Djawanews.com - Genap sebulan Afghanistan berada di bawah kekuasaan Taliban. Sebelumnya, kelompok Taliban berhasil merebut ibu kota Kabul pada 15 Agustus lalu.
Setelah melewati peperangan selama empat dekade, persisnya semenjak diinvasi Uni Soviet, perekonomian Afghanistan kacau balau.
Negara itu mengalami kekeringan dan kelaparan berkepanjangan. Ribuan orang didorong keluar dari pedesaan menuju perkotaan.

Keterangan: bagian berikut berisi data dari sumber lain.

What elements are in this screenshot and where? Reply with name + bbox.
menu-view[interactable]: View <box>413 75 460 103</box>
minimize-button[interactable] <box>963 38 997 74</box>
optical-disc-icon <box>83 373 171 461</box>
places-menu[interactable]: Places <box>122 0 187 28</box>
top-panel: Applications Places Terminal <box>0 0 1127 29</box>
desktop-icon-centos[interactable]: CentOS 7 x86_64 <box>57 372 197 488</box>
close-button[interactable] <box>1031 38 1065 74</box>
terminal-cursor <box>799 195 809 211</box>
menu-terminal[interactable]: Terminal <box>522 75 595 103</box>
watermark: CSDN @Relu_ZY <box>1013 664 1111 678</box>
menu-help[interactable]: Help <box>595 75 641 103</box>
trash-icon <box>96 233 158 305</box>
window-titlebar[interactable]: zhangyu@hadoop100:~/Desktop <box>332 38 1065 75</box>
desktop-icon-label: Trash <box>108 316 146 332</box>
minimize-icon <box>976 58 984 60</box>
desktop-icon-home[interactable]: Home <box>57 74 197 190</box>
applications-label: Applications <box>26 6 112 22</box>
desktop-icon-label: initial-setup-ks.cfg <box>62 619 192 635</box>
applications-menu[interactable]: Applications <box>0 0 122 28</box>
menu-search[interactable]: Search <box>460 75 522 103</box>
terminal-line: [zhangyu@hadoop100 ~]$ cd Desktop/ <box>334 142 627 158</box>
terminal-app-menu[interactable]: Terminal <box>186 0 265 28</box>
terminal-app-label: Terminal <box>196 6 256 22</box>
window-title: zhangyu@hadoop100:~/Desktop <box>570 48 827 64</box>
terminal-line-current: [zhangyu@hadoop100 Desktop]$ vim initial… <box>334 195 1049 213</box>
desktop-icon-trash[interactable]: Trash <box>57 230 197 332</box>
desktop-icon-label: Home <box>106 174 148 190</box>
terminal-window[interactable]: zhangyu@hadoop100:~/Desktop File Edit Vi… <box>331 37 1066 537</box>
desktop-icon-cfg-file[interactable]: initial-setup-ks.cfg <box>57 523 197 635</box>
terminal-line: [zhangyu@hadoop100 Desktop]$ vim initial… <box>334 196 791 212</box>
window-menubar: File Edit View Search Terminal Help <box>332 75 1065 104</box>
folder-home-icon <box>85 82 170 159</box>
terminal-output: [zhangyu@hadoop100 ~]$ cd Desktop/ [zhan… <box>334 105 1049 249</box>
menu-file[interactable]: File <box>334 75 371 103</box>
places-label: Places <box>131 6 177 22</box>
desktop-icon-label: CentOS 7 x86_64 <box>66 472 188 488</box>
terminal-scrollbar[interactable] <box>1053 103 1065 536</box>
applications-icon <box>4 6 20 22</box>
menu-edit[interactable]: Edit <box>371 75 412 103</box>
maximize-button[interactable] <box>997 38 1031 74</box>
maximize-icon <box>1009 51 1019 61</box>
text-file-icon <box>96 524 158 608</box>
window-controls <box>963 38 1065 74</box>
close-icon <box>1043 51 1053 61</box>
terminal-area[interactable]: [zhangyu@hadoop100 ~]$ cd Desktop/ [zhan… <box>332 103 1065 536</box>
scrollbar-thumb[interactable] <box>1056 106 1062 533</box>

Program Pangan Dunia (WFP) khawatir persediaan pangan bisa hais pada akhir September ini.
Jika hal ini terjadi, maka 14 juta warga Afghanistan bisa menderita kelaparan.
Ekonomi Merosot
Banyak pihak yang menyambut berhentinya pertempuran di Afghanistan. Keamanan pun jadi lebih baik. Namun mereka menemui kendala baru yaitu kesulitan mencukupi kebutuhan karena ekonomi yang terus merosot.
Seorang penjual daging di Bibi Mahro yang tak mau menyebutkan namanya mengatakan, "Keamanan cukup baik saat ini tetapi kami tidak mendapatkan apa-apa. Setiap hari, segalanya menjadi lebih buruk bagi kami, lebih pahit. Ini benar-benar situasi yang buruk."

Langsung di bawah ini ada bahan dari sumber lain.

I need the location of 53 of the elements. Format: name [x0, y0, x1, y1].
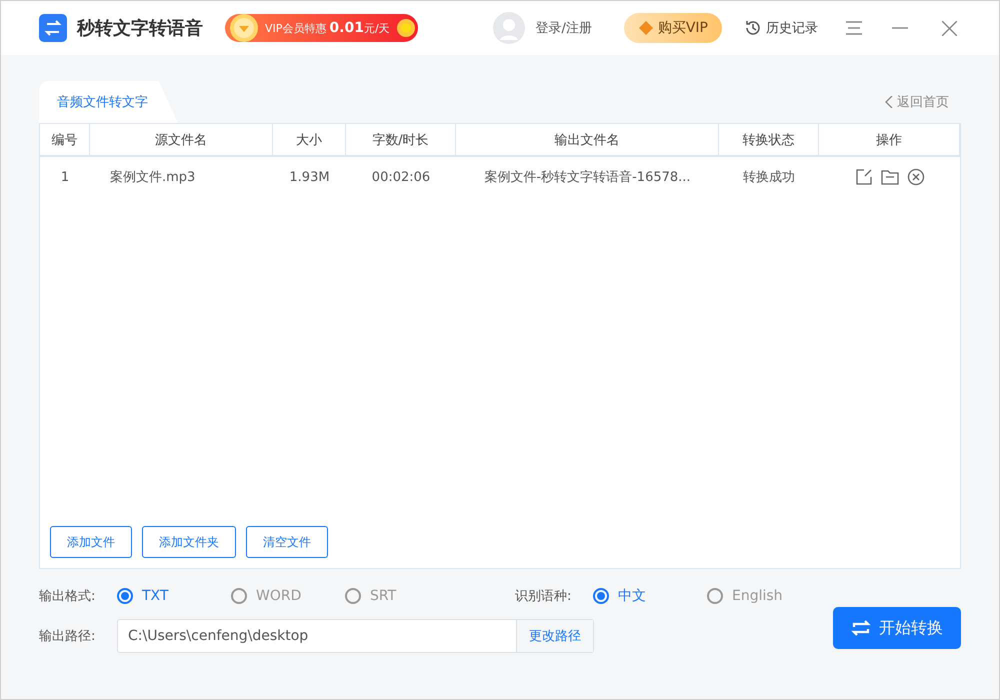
back-home-link[interactable]: 返回首页: [885, 93, 961, 111]
start-convert-button[interactable]: 开始转换: [833, 607, 961, 649]
table-cell-text: 1.93M: [288, 168, 331, 186]
close-button[interactable]: [942, 20, 957, 36]
promo-unit: 元/天: [364, 20, 390, 36]
gem-coin-icon: [229, 13, 259, 43]
table-cell-text: 案例文件.mp3: [109, 169, 196, 187]
history-icon: [744, 19, 762, 37]
login-register-link[interactable]: 登录/注册: [535, 19, 592, 37]
tab[interactable]: 音频文件转文字: [39, 81, 178, 123]
chevron-left-icon: [885, 96, 893, 108]
format-radio[interactable]: SRT: [345, 588, 419, 604]
close-icon: [942, 20, 957, 36]
close-circle-icon[interactable]: [906, 168, 924, 186]
language-radio[interactable]: 中文: [593, 587, 667, 605]
history-button[interactable]: 历史记录: [744, 19, 818, 37]
format-label: 输出格式:: [39, 588, 96, 605]
diamond-icon: [638, 20, 654, 36]
table-cell-text: 00:02:06: [370, 168, 432, 186]
column-header: 大小: [273, 124, 346, 157]
column-header: 源文件名: [90, 124, 273, 157]
column-header: 编号: [40, 124, 90, 157]
promo-label: VIP会员特惠: [265, 20, 326, 36]
menu-icon: [846, 21, 862, 35]
file-action-button[interactable]: 添加文件夹: [142, 526, 236, 558]
table-cell-text: 转换成功: [742, 169, 796, 187]
column-header: 输出文件名: [456, 124, 719, 157]
change-path-button[interactable]: 更改路径: [516, 620, 593, 652]
menu-button[interactable]: [846, 21, 862, 35]
file-action-button[interactable]: 清空文件: [246, 526, 328, 558]
format-radio[interactable]: TXT: [117, 588, 191, 604]
coin-icon: [396, 18, 416, 38]
column-header: 字数/时长: [346, 124, 456, 157]
app-title: 秒转文字转语音: [77, 17, 203, 40]
table-cell-text: 案例文件-秒转文字转语音-16578...: [483, 169, 692, 187]
app-logo-icon: [39, 14, 67, 42]
language-label: 识别语种:: [515, 588, 572, 605]
minimize-button[interactable]: [892, 27, 908, 29]
minimize-icon: [892, 27, 908, 29]
table-cell-text: 1: [60, 168, 70, 186]
vip-promo-banner[interactable]: VIP会员特惠 0.01元/天: [225, 14, 418, 42]
buy-vip-button[interactable]: 购买VIP: [624, 13, 722, 43]
convert-icon: [851, 618, 871, 638]
edit-icon[interactable]: [854, 168, 872, 186]
column-header: 转换状态: [719, 124, 819, 157]
language-radio[interactable]: English: [707, 588, 783, 604]
folder-icon[interactable]: [880, 168, 898, 186]
path-field[interactable]: C:\Users\cenfeng\desktop 更改路径: [117, 619, 594, 653]
column-header: 操作: [819, 124, 960, 157]
format-radio[interactable]: WORD: [231, 588, 305, 604]
path-label: 输出路径:: [39, 628, 96, 645]
promo-price: 0.01: [329, 20, 364, 36]
file-action-button[interactable]: 添加文件: [50, 526, 132, 558]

Setelah proses evakuasi di Kabul usai bulan lalu, penerbangan pertama yang membawa bantuan mulai berdatangan saat bandara di kota tersebut dibuka kembali.
Donor Internasional telah menjanjikan lebih dari 1 miliar dollar AS untuk mencegah keruntuhan negara, seperti yang diungkap Sekretaris Jenderal PBB Antonio Guterres.

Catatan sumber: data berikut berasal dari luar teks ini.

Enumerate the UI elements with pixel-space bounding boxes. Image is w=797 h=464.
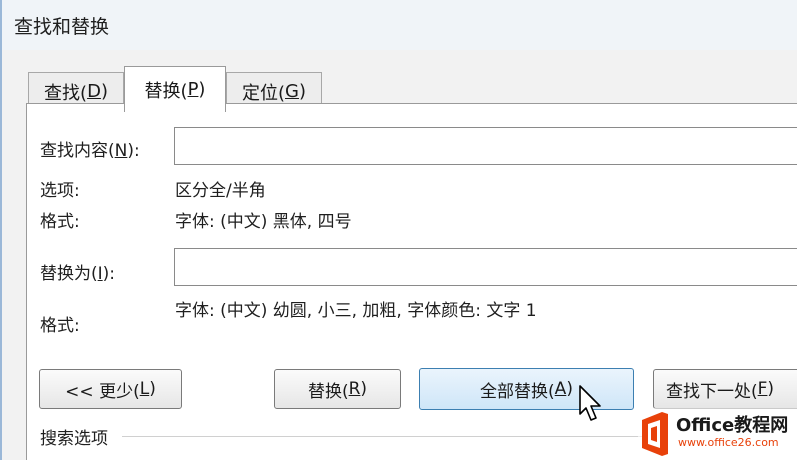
replace-format-value: 字体: (中文) 幼圆, 小三, 加粗, 字体颜色: 文字 1 [175,301,537,321]
find-format-label: 格式: [40,212,80,232]
dialog-title: 查找和替换 [14,16,110,38]
search-options-label: 搜索选项 [40,429,108,449]
replace-button[interactable]: 替换(R) [274,369,401,409]
title-bar: 查找和替换 [2,0,797,50]
tab-goto-label: 定位( [241,82,286,104]
replace-with-label: 替换为(I): [40,264,116,284]
replace-with-input[interactable] [174,248,797,286]
tab-find-key: D [87,81,101,102]
search-options-divider [122,436,652,437]
tab-find-label: 查找( [44,82,88,104]
find-next-button[interactable]: 查找下一处(F) [653,369,797,409]
watermark-url: www.office26.com [678,436,779,449]
find-format-value: 字体: (中文) 黑体, 四号 [175,212,352,232]
watermark-brand: Office教程网 [676,415,789,436]
find-what-label: 查找内容(N): [40,141,140,161]
tab-replace-end: ) [198,79,206,100]
tab-goto-key: G [285,81,299,102]
options-value: 区分全/半角 [175,181,266,201]
find-replace-dialog: 查找和替换 查找(D) 替换(P) 定位(G) 查找内容(N): 选项: 区分全… [0,0,797,460]
find-what-input[interactable] [174,127,797,165]
less-button[interactable]: << 更少(L) [39,369,182,409]
tab-replace[interactable]: 替换(P) [124,66,226,112]
watermark-logo: Office教程网 www.office26.com [638,408,797,460]
replace-format-label: 格式: [40,316,80,336]
tab-goto-end: ) [298,81,306,102]
tab-replace-key: P [187,79,199,100]
options-label: 选项: [40,181,80,201]
tab-find-end: ) [100,81,108,102]
tab-replace-label: 替换( [144,80,188,102]
mouse-cursor-icon [579,385,601,421]
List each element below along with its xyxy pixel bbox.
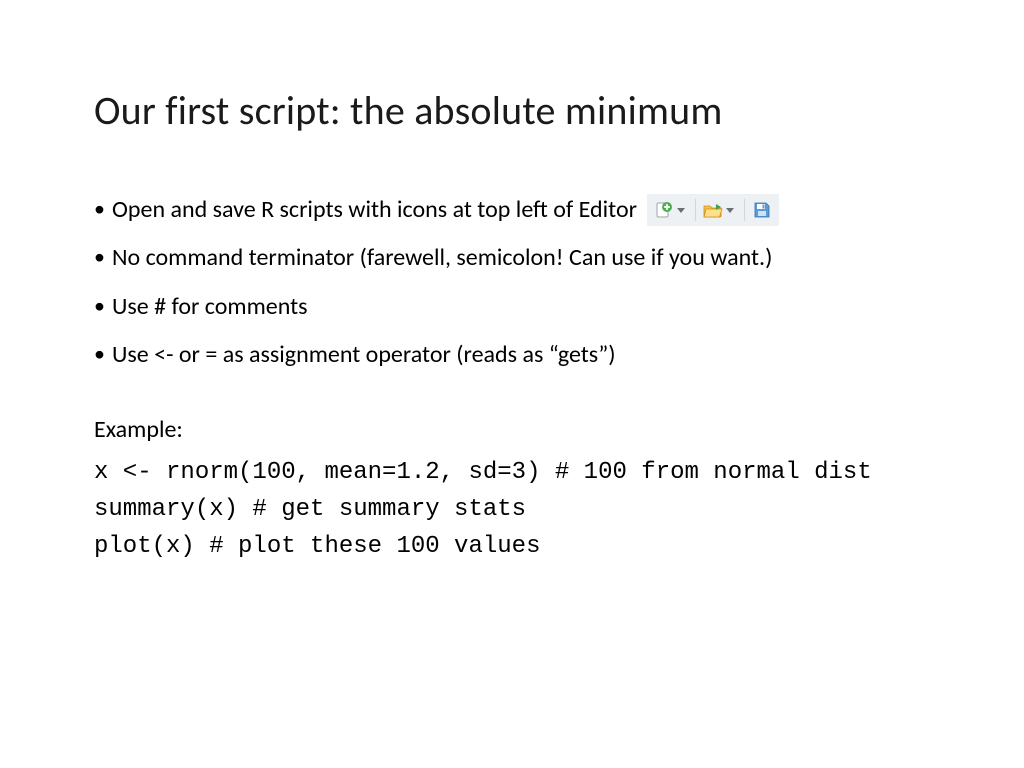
slide-title: Our first script: the absolute minimum xyxy=(94,86,930,135)
bullet-text: No command terminator (farewell, semicol… xyxy=(112,239,930,277)
new-file-plus-icon[interactable] xyxy=(653,199,675,221)
chevron-down-icon[interactable] xyxy=(726,208,734,213)
toolbar-separator xyxy=(695,199,696,221)
slide: Our first script: the absolute minimum •… xyxy=(0,0,1024,768)
code-block: x <- rnorm(100, mean=1.2, sd=3) # 100 fr… xyxy=(94,454,930,566)
example-label: Example: xyxy=(94,415,930,444)
open-folder-icon[interactable] xyxy=(702,199,724,221)
chevron-down-icon[interactable] xyxy=(677,208,685,213)
bullet-dot: • xyxy=(94,336,112,371)
bullet-dot: • xyxy=(94,191,112,226)
bullet-text: Open and save R scripts with icons at to… xyxy=(112,191,637,229)
code-line: summary(x) # get summary stats xyxy=(94,491,930,528)
code-line: plot(x) # plot these 100 values xyxy=(94,528,930,565)
editor-toolbar xyxy=(647,194,779,226)
bullet-text: Use # for comments xyxy=(112,288,930,326)
bullet-item: • Use # for comments xyxy=(94,288,930,326)
toolbar-separator xyxy=(744,199,745,221)
bullet-item: • No command terminator (farewell, semic… xyxy=(94,239,930,277)
bullet-item: • Open and save R scripts with icons at … xyxy=(94,191,930,229)
bullet-dot: • xyxy=(94,288,112,323)
bullet-text: Use <- or = as assignment operator (read… xyxy=(112,336,930,374)
save-disk-icon[interactable] xyxy=(751,199,773,221)
code-line: x <- rnorm(100, mean=1.2, sd=3) # 100 fr… xyxy=(94,454,930,491)
bullet-item: • Use <- or = as assignment operator (re… xyxy=(94,336,930,374)
bullet-dot: • xyxy=(94,239,112,274)
bullet-list: • Open and save R scripts with icons at … xyxy=(94,191,930,375)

Para petinggi Taliban juga mengatakan bahwa mereka telah berjuang untuk meyakinkan komunitas internasional bahwa mereka telah benar-benar berubah.
Meski Taliban telah mengumumkan pemerintahan interim Afghanistan pekan lalu, belum ada tanda-tanda pengakuan internasional atas pemerintahan tersebut.
Demikian halnya dengan tidak adanya langkah untuk membuka blokir cadangan devisa senilai lebih dari 9 miliar dollar AS yang disimpan di luar Afghanistan.